Manufacturers hear stories about product lawsuits (ie – McDonalds ‘hot coffee’ suit) and get concerned that they could be next.
To help business owners / risk managers have a clearer understanding of ‘products liability’, below is an explanation of its three major categories.
1. Design Defects

The first type of product liability claim is a lawsuit that is based on the defective design of a product. Legal action alleges that the product is inherently dangerous based on its design alone, rather than an error made during the manufacturing of the product.

For example, a car that is top heavy – and therefore poses a high risk of rollover/tip-over – is an example of a defectively designed product.

2. Manufacturing Defects

Manufacturing defects are the most common cause of product liability claims. A lawsuit based on a manufacturing defect alleges that the original design of the product is completely safe, but that something happened during the manufacturing process to make the product unsafe.

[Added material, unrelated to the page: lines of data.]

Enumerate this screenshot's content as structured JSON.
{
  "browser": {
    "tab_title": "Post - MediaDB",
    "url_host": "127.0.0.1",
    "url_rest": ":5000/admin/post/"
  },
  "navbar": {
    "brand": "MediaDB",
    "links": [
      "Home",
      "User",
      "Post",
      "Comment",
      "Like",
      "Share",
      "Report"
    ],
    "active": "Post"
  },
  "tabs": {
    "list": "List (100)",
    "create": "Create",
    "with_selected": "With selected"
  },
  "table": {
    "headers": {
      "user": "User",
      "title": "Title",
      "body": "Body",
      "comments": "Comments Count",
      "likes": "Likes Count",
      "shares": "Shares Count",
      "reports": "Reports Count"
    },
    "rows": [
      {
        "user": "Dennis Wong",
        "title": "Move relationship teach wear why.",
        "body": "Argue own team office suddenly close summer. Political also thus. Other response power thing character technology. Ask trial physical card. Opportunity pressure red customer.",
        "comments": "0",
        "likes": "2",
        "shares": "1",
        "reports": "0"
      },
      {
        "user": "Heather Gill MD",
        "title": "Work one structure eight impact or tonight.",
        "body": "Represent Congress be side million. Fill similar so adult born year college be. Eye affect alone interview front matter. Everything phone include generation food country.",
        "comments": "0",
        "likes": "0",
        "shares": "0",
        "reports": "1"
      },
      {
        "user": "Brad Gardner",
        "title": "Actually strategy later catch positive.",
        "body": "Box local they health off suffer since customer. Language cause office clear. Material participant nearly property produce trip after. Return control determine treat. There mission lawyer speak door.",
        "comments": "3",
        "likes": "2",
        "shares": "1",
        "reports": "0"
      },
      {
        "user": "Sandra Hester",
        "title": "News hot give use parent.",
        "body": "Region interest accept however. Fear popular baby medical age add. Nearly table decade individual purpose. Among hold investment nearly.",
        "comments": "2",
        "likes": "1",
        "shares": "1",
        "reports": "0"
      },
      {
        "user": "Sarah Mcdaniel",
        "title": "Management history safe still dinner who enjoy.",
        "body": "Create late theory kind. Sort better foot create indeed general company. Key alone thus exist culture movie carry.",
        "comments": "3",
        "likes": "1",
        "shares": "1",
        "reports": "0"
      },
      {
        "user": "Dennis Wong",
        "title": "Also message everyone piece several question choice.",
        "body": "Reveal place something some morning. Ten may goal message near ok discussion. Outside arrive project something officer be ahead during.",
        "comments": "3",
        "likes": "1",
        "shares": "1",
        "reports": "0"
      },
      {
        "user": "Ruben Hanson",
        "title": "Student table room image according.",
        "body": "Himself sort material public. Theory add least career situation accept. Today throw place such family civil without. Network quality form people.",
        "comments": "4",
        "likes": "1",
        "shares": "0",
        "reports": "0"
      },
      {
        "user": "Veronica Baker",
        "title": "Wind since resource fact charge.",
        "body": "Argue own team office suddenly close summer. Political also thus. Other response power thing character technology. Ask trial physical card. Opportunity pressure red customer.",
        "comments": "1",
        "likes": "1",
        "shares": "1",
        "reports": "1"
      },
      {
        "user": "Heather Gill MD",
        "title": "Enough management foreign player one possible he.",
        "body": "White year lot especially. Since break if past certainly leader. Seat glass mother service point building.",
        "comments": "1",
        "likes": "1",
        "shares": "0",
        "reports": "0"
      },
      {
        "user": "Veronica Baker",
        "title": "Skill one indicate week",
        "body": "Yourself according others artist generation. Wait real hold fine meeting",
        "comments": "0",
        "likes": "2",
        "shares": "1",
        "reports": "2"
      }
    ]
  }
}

A manufacturing defect exists if the product does not conform to its intended design and fails to perform safely as the intended design would have performed.

For example, consider a set of tires: the tires themselves are designed to support the weight of a vehicle, resist punctures, and hold up against wear and tear – by accepted standards, the tires are safe for use.

However, during the manufacture of these well-designed tires, sawdust gets into the adhesive glue that is used to secure the tire together, resulting in a high risk of tire tread separation, tire blowout, and a serious accident.

3. Warning / Labeling Defects

In a product liability claim that focuses on a warning or labeling defect, the plaintiff alleges…

  1. that the product had some sort of inherent danger,
  2. and the manufacturer of the product had a legal duty to warn of this danger but failed to do so.

This is very common with prescription medications; a patient may take a certain medication, only to experience adverse side effects that were not disclosed by the pharmaceutical company.

A warning may be defective due to inadequate wording, location of the warning, or other circumstances concerning the manner in which the warning is conveyed. Consider the infamous McDonald’s hot coffee case, in which McDonald’s was sued after a customer spilled a hot cup of coffee on herself, suffering serious burns.